The protest was called in opposition to the plans to twin the Kinder Morgan oil pipeline, which runs from Edmonton to Burnaby. The twinned pipeline would run just a short distance south of Fort Langley. The existing pipeline runs along the hillside above the Fraser River through much of Langley, and its western end runs through urban Walnut Grove.

While Kinder Morgan has yet to reveal the exact route of the proposed second pipeline, it is likely it will split away from the original route somewhere near 216 Street and Telegraph Trail, and head north across the Redwoods Golf Course. It will then run parallel to the CN rail line through Langley and into Surrey as far as the Port Mann Bridge.

There were at least 200 people taking part in the march from the Kwantlen lands on McMillan Island to Fort Langley Community Hall, and most of them stayed there for several hours of speeches. It was a very mixed group, with old and young, longtime residents and newcomers, and people from many backgrounds represented.

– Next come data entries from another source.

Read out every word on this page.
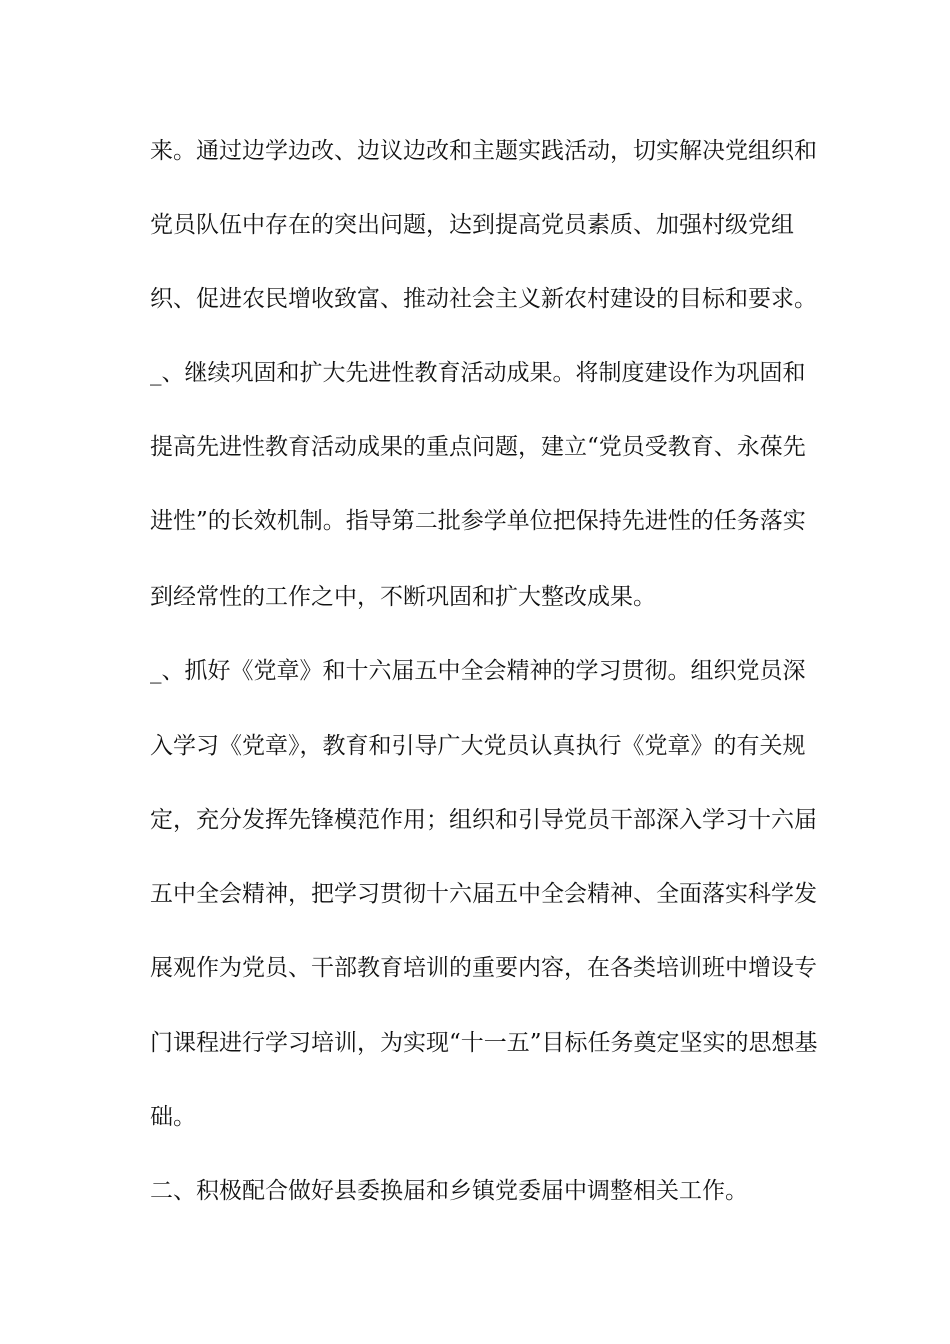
来。通过边学边改、边议边改和主题实践活动，切实解决党组织和
党员队伍中存在的突出问题，达到提高党员素质、加强村级党组
织、促进农民增收致富、推动社会主义新农村建设的目标和要求。
_、继续巩固和扩大先进性教育活动成果。将制度建设作为巩固和
提高先进性教育活动成果的重点问题，建立“党员受教育、永葆先
进性”的长效机制。指导第二批参学单位把保持先进性的任务落实
到经常性的工作之中，不断巩固和扩大整改成果。
_、抓好《党章》和十六届五中全会精神的学习贯彻。组织党员深
入学习《党章》，教育和引导广大党员认真执行《党章》的有关规
定，充分发挥先锋模范作用；组织和引导党员干部深入学习十六届
五中全会精神，把学习贯彻十六届五中全会精神、全面落实科学发
展观作为党员、干部教育培训的重要内容，在各类培训班中增设专
门课程进行学习培训，为实现“十一五”目标任务奠定坚实的思想基
础。
二、积极配合做好县委换届和乡镇党委届中调整相关工作。
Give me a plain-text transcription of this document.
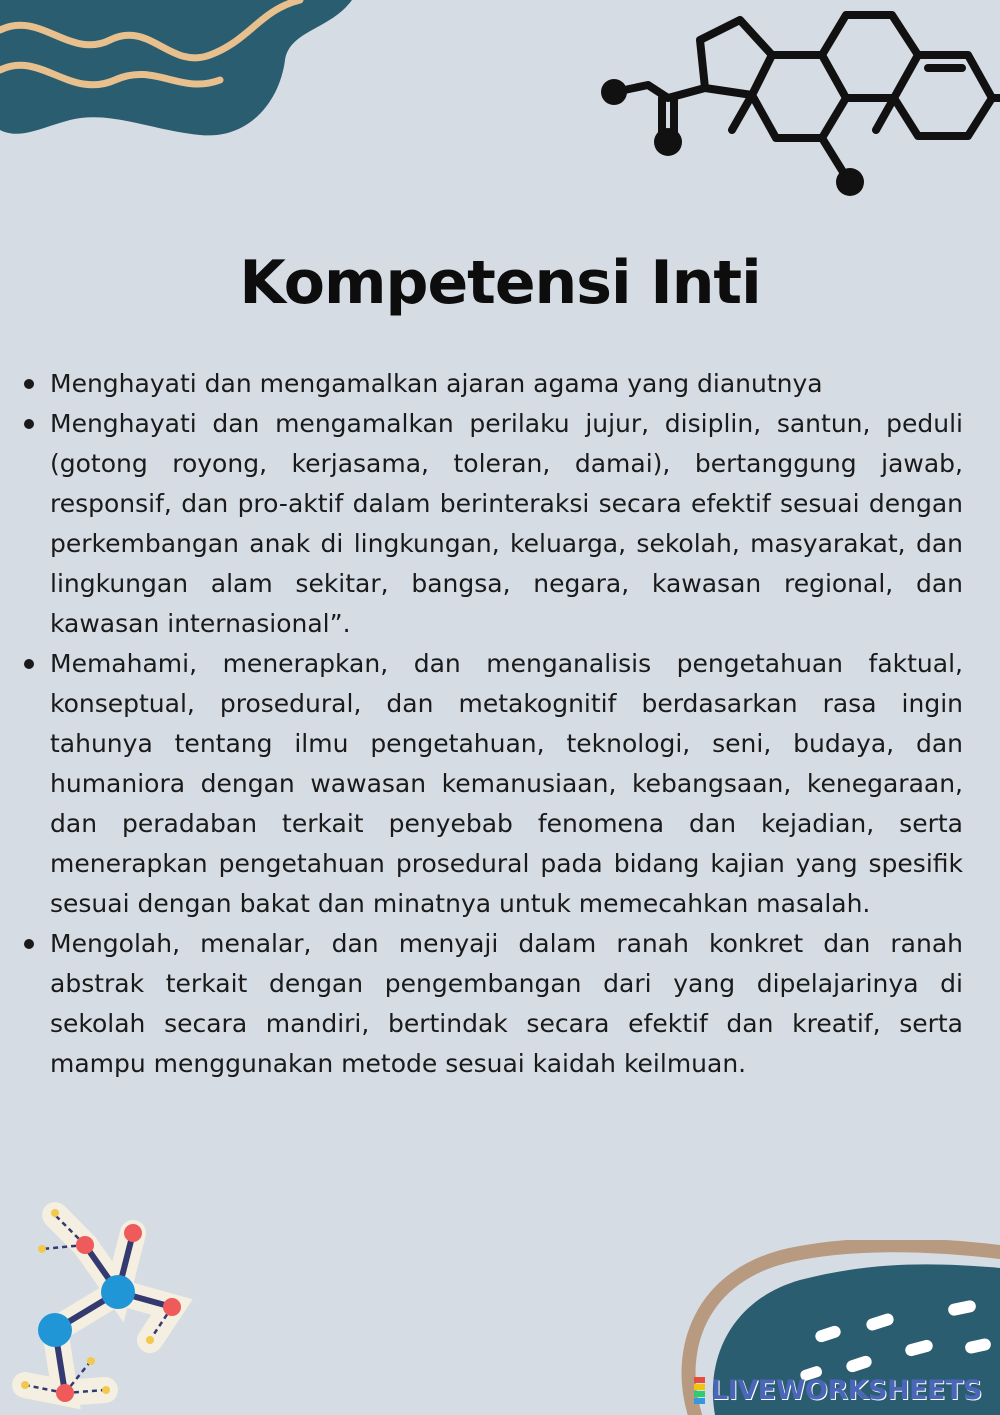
Kompetensi Inti
Menghayati dan mengamalkan ajaran agama yang dianutnya
Menghayati dan mengamalkan perilaku jujur, disiplin, santun, peduli (gotong royong, kerjasama, toleran, damai), bertanggung jawab, responsif, dan pro-aktif dalam berinteraksi secara efektif sesuai dengan perkembangan anak di lingkungan, keluarga, sekolah, masyarakat, dan lingkungan alam sekitar, bangsa, negara, kawasan regional, dan kawasan internasional”.
Memahami, menerapkan, dan menganalisis pengetahuan faktual, konseptual, prosedural, dan metakognitif berdasarkan rasa ingin tahunya tentang ilmu pengetahuan, teknologi, seni, budaya, dan humaniora dengan wawasan kemanusiaan, kebangsaan, kenegaraan, dan peradaban terkait penyebab fenomena dan kejadian, serta menerapkan pengetahuan prosedural pada bidang kajian yang spesifik sesuai dengan bakat dan minatnya untuk memecahkan masalah.
Mengolah, menalar, dan menyaji dalam ranah konkret dan ranah abstrak terkait dengan pengembangan dari yang dipelajarinya di sekolah secara mandiri, bertindak secara efektif dan kreatif, serta mampu menggunakan metode sesuai kaidah keilmuan.
LIVEWORKSHEETS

Politically, the absence of identified Conservatives or Liberals was interesting. There were NDP and Green supporters, and even a Green candidate stopped by.

At the local level, the only two politicians that I noticed from my observation point on the edge of the crowd were Langley Township Councillor Petrina Arnason and Langley school trustee Rosemary Wallace.

The Kwantlen people rightly point out that there is no treaty with their nation and that the territory proposed for the pipeline is both historically theirs and unceded.

This is a significant dilemma for the proponents of both the Kinder Morgan and Northern Gateway pipeline projects. They do need to come to terms with First Nations groups in areas where there are no treaties — and getting to that point will be extremely difficult.

As noted in these pages many times over the years, these projects may well be approved by the National Energy Board, and then be tied up in court for decades, due to the lack of treaties with First Nations and the increasingly-thick pile of court precedents which give native people a lot of say on resource projects.

In addition to that, the falling price of oil has put many oilsands projects at risk economically. While some are completely finished, the costs of construction and extraction of oil from the sands mean that oil prices must be significantly high for the projects to be profitable.

In other words, there is no guarantee that there will be a lot of oil to ship. There might be, but there might not be.

The B.C. government has been ambivalent about the pipelines, particularly Northern Gateway, and its concerns about oil spill responses seem to be well-founded.